Sjoerd · February 3, 2022, 9:49pm

Hi everyone,

So I have a challenge in KNIME where I have two datasets that I want to compare/join based on a keyfield. So far so good, you can use the joiner. However…this is not a regular join.

I have wildcards in my data. Here are some random examples:

Data column A (for example):
123456
ABC123
000000-A

Column B (to join):
1234X6
ABCXX3
XXXXXX-A

The X represent a wildcard number, meaning they can be numbers from 0 to 9. Now what I want to achieve is to cmpare column A and B. However like this they will not match of course. I am looking for a method to tell KNIME that the X are wildcards so that eventually KNIME will match these.

eg. the last entry from column B should match with column A, because it meets the criteria of the wildcard.

I hope this makes sense? Has anyone already encountered such a problem and how did you solve it? Looking forward to your ideas!

gonhaddock · February 3, 2022, 10:29pm

Hello @Sjoerd
You can concatenate all your key-fields with the OR separator:
Column A:
123456|ABC123|000000-A

Yu can also negate them to include ALL but NOT
Column A:
(?!.*123456|ABC123|000000-A).*

BR

Sjoerd · February 3, 2022, 11:38pm

Hi thanks for you comment. Maybe I did not explain my problem clear enough, as I think we are talking about different things here.

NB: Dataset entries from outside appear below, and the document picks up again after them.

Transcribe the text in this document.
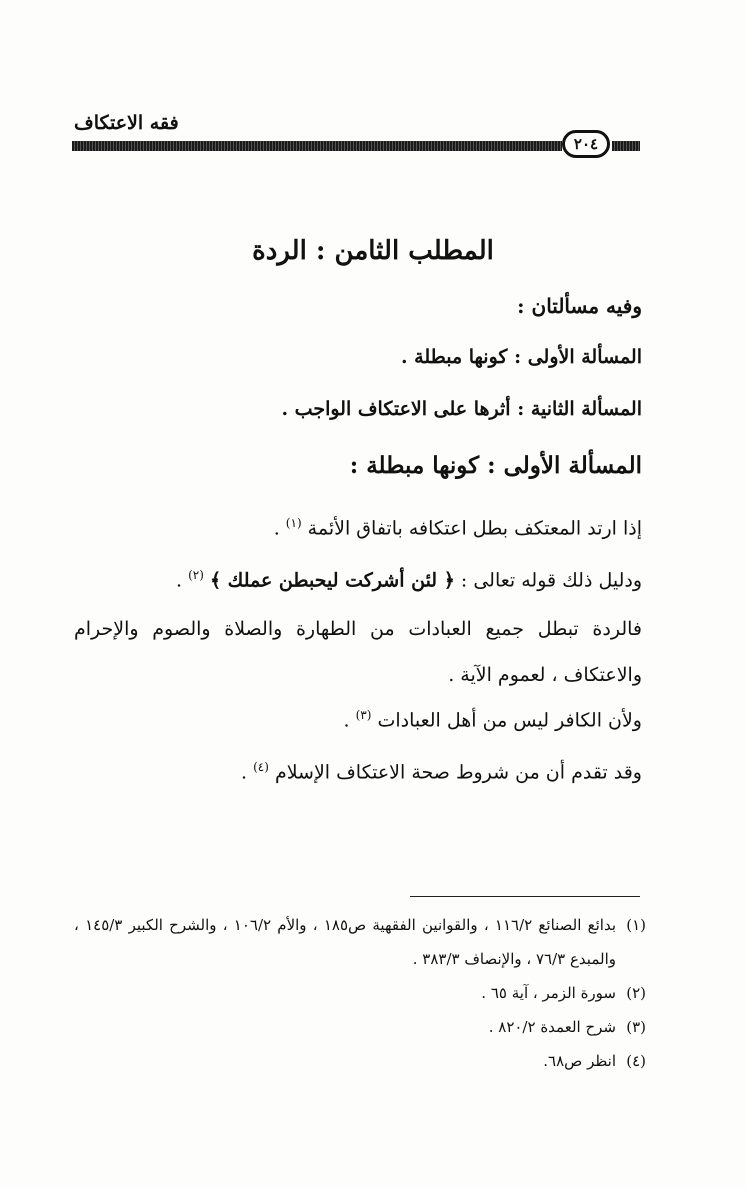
فقه الاعتكاف
٢٠٤
المطلب الثامن : الردة
وفيه مسألتان :
المسألة الأولى : كونها مبطلة .
المسألة الثانية : أثرها على الاعتكاف الواجب .
المسألة الأولى : كونها مبطلة :
إذا ارتد المعتكف بطل اعتكافه باتفاق الأئمة $^{(١)}$ .
ودليل ذلك قوله تعالى : ﴿ لئن أشركت ليحبطن عملك ﴾ $^{(٢)}$ .
فالردة تبطل جميع العبادات من الطهارة والصلاة والصوم والإحرام والاعتكاف ، لعموم الآية .
ولأن الكافر ليس من أهل العبادات $^{(٣)}$ .
وقد تقدم أن من شروط صحة الاعتكاف الإسلام $^{(٤)}$ .
(١)
بدائع الصنائع ١١٦/٢ ، والقوانين الفقهية ص١٨٥ ، والأم ١٠٦/٢ ، والشرح الكبير ١٤٥/٣ ، والمبدع ٧٦/٣ ، والإنصاف ٣٨٣/٣ .
(٢)
سورة الزمر ، آية ٦٥ .
(٣)
شرح العمدة ٨٢٠/٢ .
(٤)
انظر ص٦٨.
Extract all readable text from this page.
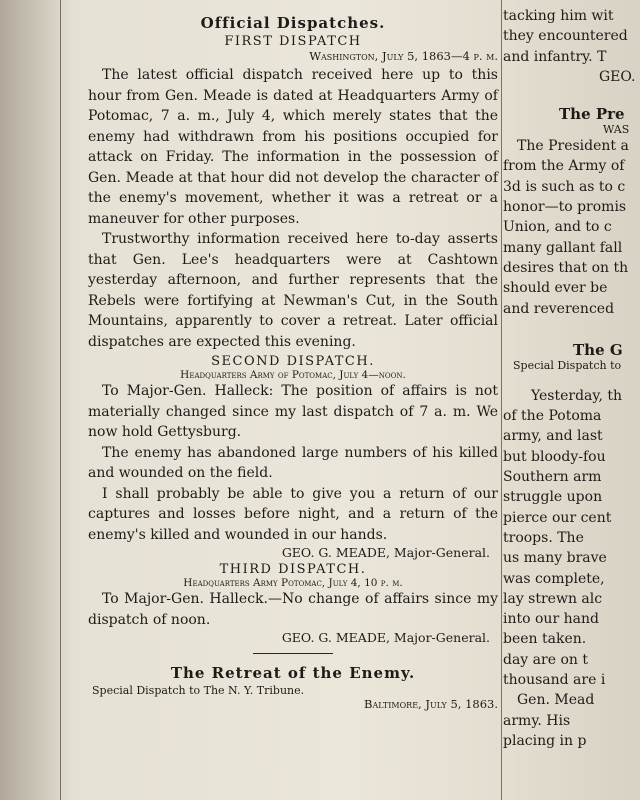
Official Dispatches.

FIRST DISPATCH

Washington, July 5, 1863—4 p. m.

The latest official dispatch received here up to this hour from Gen. Meade is dated at Headquarters Army of Potomac, 7 a. m., July 4, which merely states that the enemy had withdrawn from his positions occupied for attack on Friday. The information in the possession of Gen. Meade at that hour did not develop the character of the enemy's movement, whether it was a retreat or a maneuver for other purposes.

Trustworthy information received here to-day asserts that Gen. Lee's headquarters were at Cashtown yesterday afternoon, and further represents that the Rebels were fortifying at Newman's Cut, in the South Mountains, apparently to cover a retreat. Later official dispatches are expected this evening.

SECOND DISPATCH.

Headquarters Army of Potomac, July 4—noon.

To Major-Gen. Halleck: The position of affairs is not materially changed since my last dispatch of 7 a. m. We now hold Gettysburg.

The enemy has abandoned large numbers of his killed and wounded on the field.

I shall probably be able to give you a return of our captures and losses before night, and a return of the enemy's killed and wounded in our hands.

GEO. G. MEADE, Major-General.

THIRD DISPATCH.

Headquarters Army Potomac, July 4, 10 p. m.

To Major-Gen. Halleck.—No change of affairs since my dispatch of noon.

GEO. G. MEADE, Major-General.

The Retreat of the Enemy.

Special Dispatch to The N. Y. Tribune.

Baltimore, July 5, 1863.

tacking him wit

they encountered

and infantry. T

GEO.

The Pre

WAS

The President a

from the Army of

3d is such as to c

honor—to promis

Union, and to c

many gallant fall

desires that on th

should ever be

and reverenced

The G

Special Dispatch to

Yesterday, th

of the Potoma

army, and last

but bloody-fou

Southern arm

struggle upon

pierce our cent

troops. The

us many brave

was complete,

lay strewn alc

into our hand

been taken.

day are on t

thousand are i

Gen. Mead

army. His

placing in p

So I have two streams of data, one which is my masterdata and another one with that has data I want to lookup (through a joiner (usually):

My master data has a column we’ll call Column A containing thousands of lines with partnumbers.
My other stream of data has a column we’ll call Column B, containg thousands of lines with partnumbers but also some that have wildcards. There is also an additional column which is the data that I want to retrieve from it to join to my masterfile.

However if I do the Joiner node (keys: Column A & Column B) it will of course not match the partnumbers with wildcards in them. So I am looking for a method to account for wildcards, represented with an “X”. X being any possibility from 0 to 9.

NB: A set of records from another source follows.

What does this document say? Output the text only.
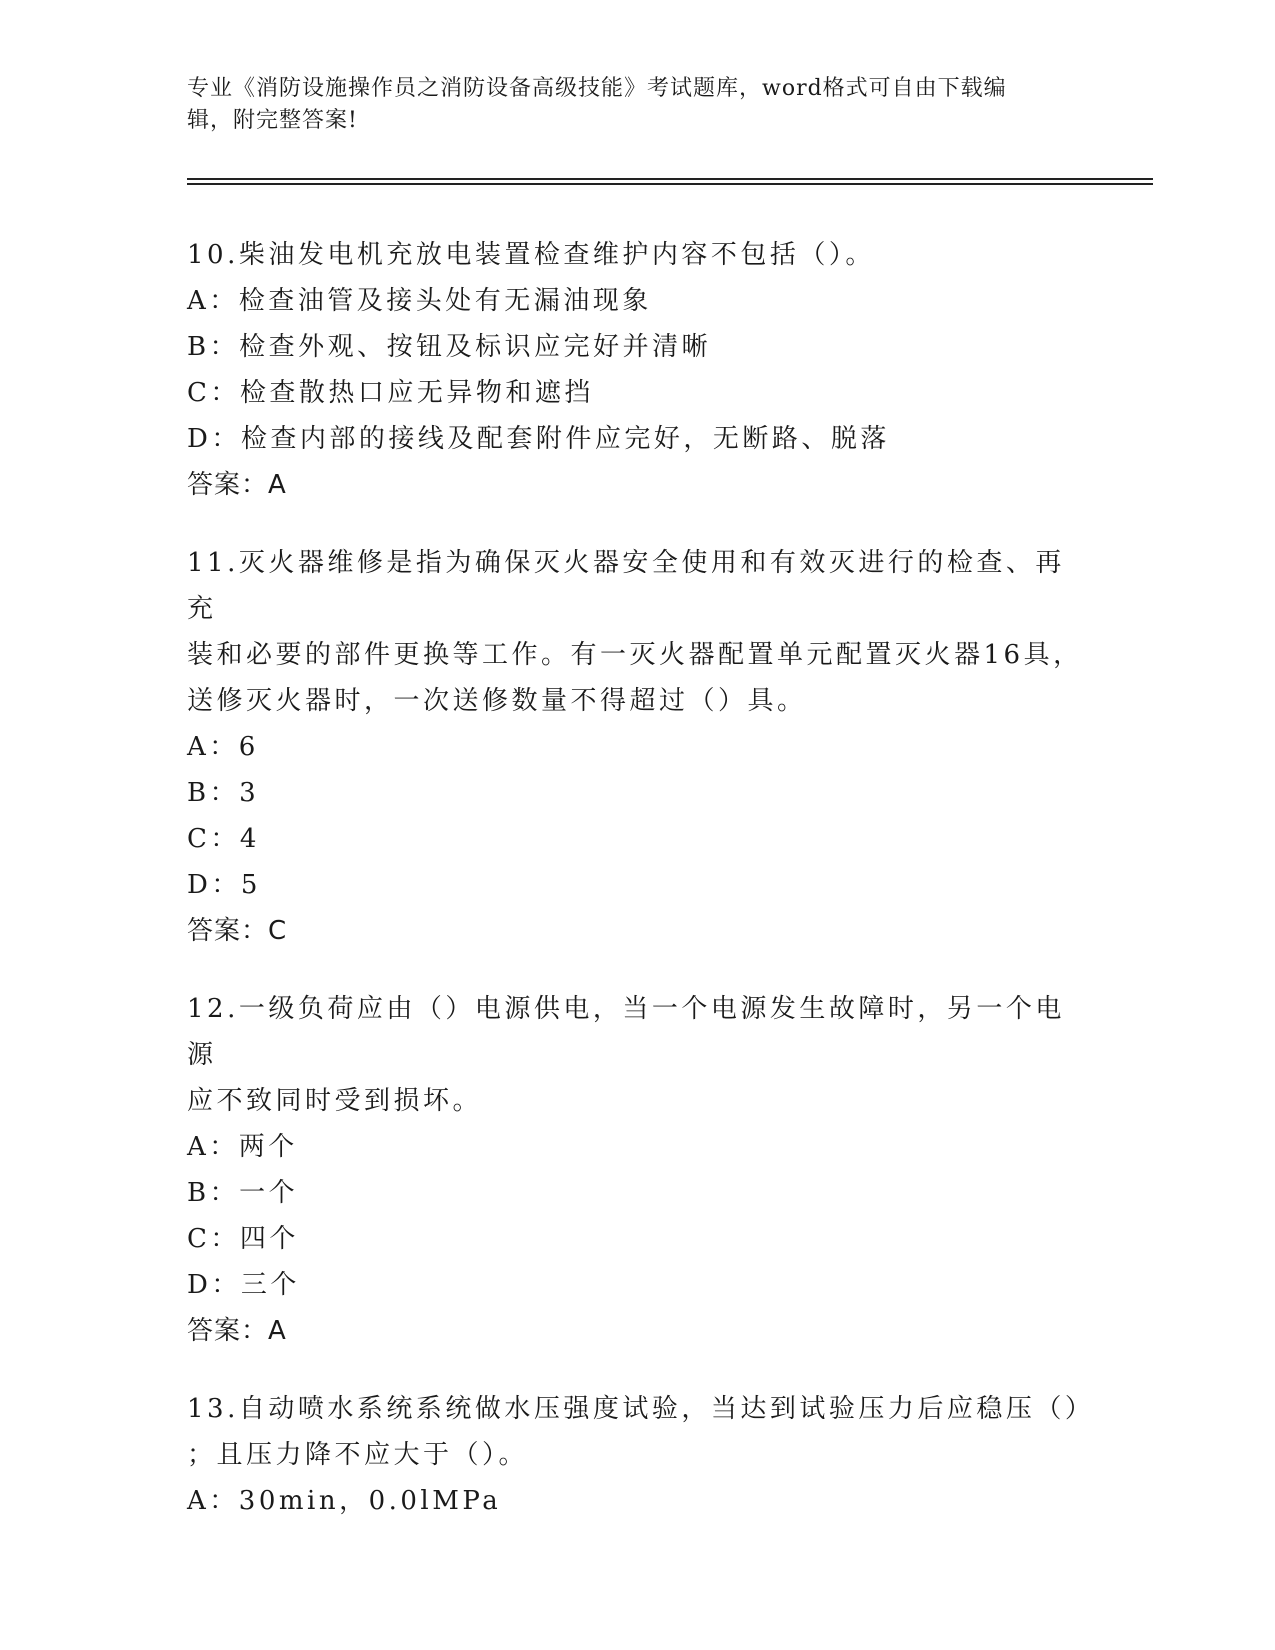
专业《消防设施操作员之消防设备高级技能》考试题库，word格式可自由下载编
辑，附完整答案!

10.柴油发电机充放电装置检查维护内容不包括（）。

A：检查油管及接头处有无漏油现象

B：检查外观、按钮及标识应完好并清晰

C：检查散热口应无异物和遮挡

D：检查内部的接线及配套附件应完好，无断路、脱落

答案：A

11.灭火器维修是指为确保灭火器安全使用和有效灭进行的检查、再充

装和必要的部件更换等工作。有一灭火器配置单元配置灭火器16具，

送修灭火器时，一次送修数量不得超过（）具。

A：6

B：3

C：4

D：5

答案：C

12.一级负荷应由（）电源供电，当一个电源发生故障时，另一个电源

应不致同时受到损坏。

A：两个

B：一个

C：四个

D：三个

答案：A

13.自动喷水系统系统做水压强度试验，当达到试验压力后应稳压（）

；且压力降不应大于（）。

A：30min，0.0lMPa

I hope this makes sense, otherwise I’ll make a screenshot in KNIME tomorrow

aworker · February 4, 2022, 8:45am

Hi @Sjoerd

Maybe the following solution does the job:

20220204 Pikairos Fuzzy lookup joiner.knwf (32.3 KB)

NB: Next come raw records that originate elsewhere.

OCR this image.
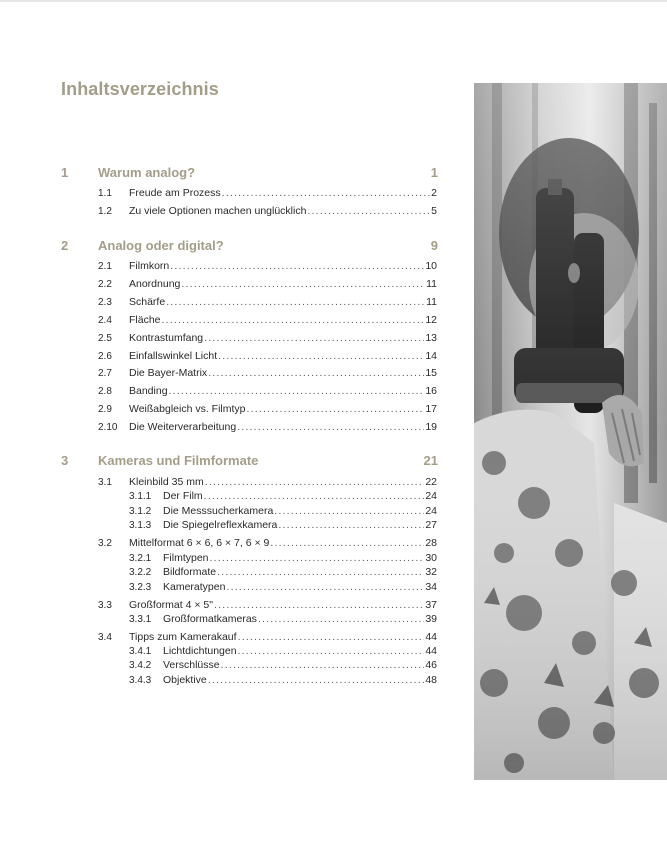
Inhaltsverzeichnis
1 Warum analog?	1
1.1 Freude am Prozess .....	2
1.2 Zu viele Optionen machen unglücklich .....	5
2 Analog oder digital?	9
2.1 Filmkorn .....	10
2.2 Anordnung .....	11
2.3 Schärfe .....	11
2.4 Fläche .....	12
2.5 Kontrastumfang .....	13
2.6 Einfallswinkel Licht .....	14
2.7 Die Bayer-Matrix .....	15
2.8 Banding .....	16
2.9 Weißabgleich vs. Filmtyp .....	17
2.10 Die Weiterverarbeitung .....	19
3 Kameras und Filmformate	21
3.1 Kleinbild 35 mm .....	22
3.1.1 Der Film .....	24
3.1.2 Die Messsucherkamera .....	24
3.1.3 Die Spiegelreflexkamera .....	27
3.2 Mittelformat 6 × 6, 6 × 7, 6 × 9 .....	28
3.2.1 Filmtypen .....	30
3.2.2 Bildformate .....	32
3.2.3 Kameratypen .....	34
3.3 Großformat 4 × 5" .....	37
3.3.1 Großformatkameras .....	39
3.4 Tipps zum Kamerakauf .....	44
3.4.1 Lichtdichtungen .....	44
3.4.2 Verschlüsse .....	46
3.4.3 Objektive .....	48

Be aware that a -Cross Joiner- is quite memory greedy so for a very big joining, I would add extra tricks. Please let us know if this is the case and we will suggest further improvement.

Hope it helps.

Best

Ael

Sjoerd · February 4, 2022, 9:09am

Good idea! I will try this out

aworker · February 4, 2022, 9:35am

Great

Please be aware that my -Rule-based Row Splitter- comment in previous image was inverted. It should be

$Reference$ LIKE $Target$ => TRUE
TRUE => FALSE

Best

Ael

system · February 11, 2022, 9:35am

This topic was automatically closed 7 days after the last reply. New replies are no longer allowed.